べったら市とは
べったら市とは、毎年10月19日・20日に、東京都中央区の寳田恵比寿神社(日本橋本町)を中心とした大伝馬町・本町界隈で開かれる市です。商売繁盛を願う「恵比寿講」に合わせて立つ江戸時代からの市で、名物の麹漬け大根「べったら漬け」を売る露店が通りを埋めつくします。日本橋の秋の風物詩として親しまれてきました。

正式名称:日本橋恵比寿講べったら市(主催:日本橋恵比寿講べったら市保存会)
べったら市の由来と恵比寿講
べったら市の起源は、江戸時代の中ごろにさかのぼるとされています。もともとは10月20日の「恵比寿講」の前日に立つ市でした。恵比寿講とは、商家が商売繁盛を願って恵比寿さまを祀る行事のこと。その準備のため、寳田恵比寿神社の門前で、お供えや神棚、魚や野菜などを売る市が開かれたのが始まりです。
数ある商品のなかで、とりわけよく売れたのが麹漬けの大根でした。この漬物が評判を呼んで市の主役になり、いつしか「べったら市」と呼ばれるようになったと伝わります。商いの町・日本橋ならではの、にぎやかな由来というわけです。
市の中心となる寳田恵比寿神社は、徳川家康の町づくりで村ごと現在地へ移ってきたと伝わる、商売繁盛の恵比寿さまを祀るお社。普段は静かな小さな社ですが、この二日間だけは大勢の参拝者でにぎわいます。
べったら市とべったら漬けは何が違う?
名前が似ているため混同しやすいのですが、両者は別のものです。「べったら市」は二日間だけ開かれる市(イベント)、「べったら漬け」はそこで売られる漬物(食べ物)を指します。市の名が漬物に由来しているので、ふたつは切っても切れない関係にあります。
もうひとつ気をつけたいのが、土地の名前。市は「大伝馬町のべったら市」と呼ばれることもありますが、その中心にある神社は日本橋本町の寳田恵比寿神社です。江戸の頃からの町名と今の住所表示が少しずれているため、地図で探すときは寳田恵比寿神社(中央区日本橋本町3-10-11)を目印にすると迷いません。
今のべったら市の楽しみ方
べったら市は毎年10月19日・20日の二日間に開かれ、江戸の活気をそのまま今に受け継いでいます。べったら漬けの露店をはじめ、飴細工や屋台などおよそ500店が立ち並び、二日間でおよそ10万人ともいわれる人出でにぎわいます。開催時間など最新の詳細は、公式(中央区観光協会)で確認すると確実です。

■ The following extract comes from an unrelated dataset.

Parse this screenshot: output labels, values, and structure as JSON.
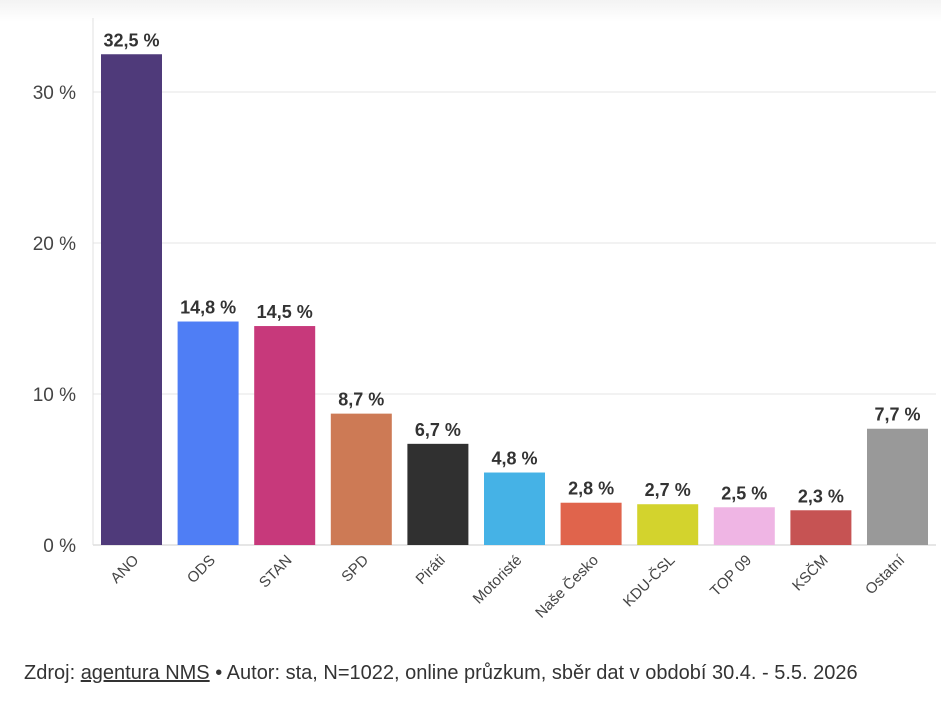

夕暮れどきからが、この市のもうひとつの見どころ。神社前の大提灯と、界隈に連なる1,500を超す提灯に灯がともり、昼間とはまるで違う幻想的な夜祭の表情を見せます。仕事帰りにふらりと立ち寄って、できたてのべったら漬けを一切れ味わう。そんな楽しみ方が、働く人の多い日本橋らしいかもしれません。
Topicそもそも「恵比寿講」って、どんなお祭り?
べったら市の背景にある「恵比寿講」は、商家が一年の商売繁盛を願い、釣り竿と鯛をかかえた恵比寿さまをお祀りする行事です。七福神のなかでも恵比寿さまは「商いの神さま」として特に親しまれ、日本橋のような商人の町では一年でも大切な祭礼でした。お店ではこの日、恵比寿さまにお供えをして、家族や奉公人をねぎらったといいます。べったら市のにぎわいの根っこには、「商売繁盛をみんなで願う」という、商いの町ならではの願いが流れているのです。
べったら市に関するよくある質問
- べったら市の中心は寳田恵比寿神社ですか、椙森神社ですか?
- 中心となるのは寳田恵比寿神社です。少し離れた椙森神社も恵比寿さまを祀りますが、露店が門前に集まり主役となるお社は寳田恵比寿神社のほうです。
- 市で買ったべったら漬けは、持ち帰ってすぐ食べた方がよいですか?
- はい。べったら漬けは麹で漬けた浅漬けで足が早く、長くは持ちません。冷蔵庫に入れて、なるべく早めに食べきるのがおすすめです。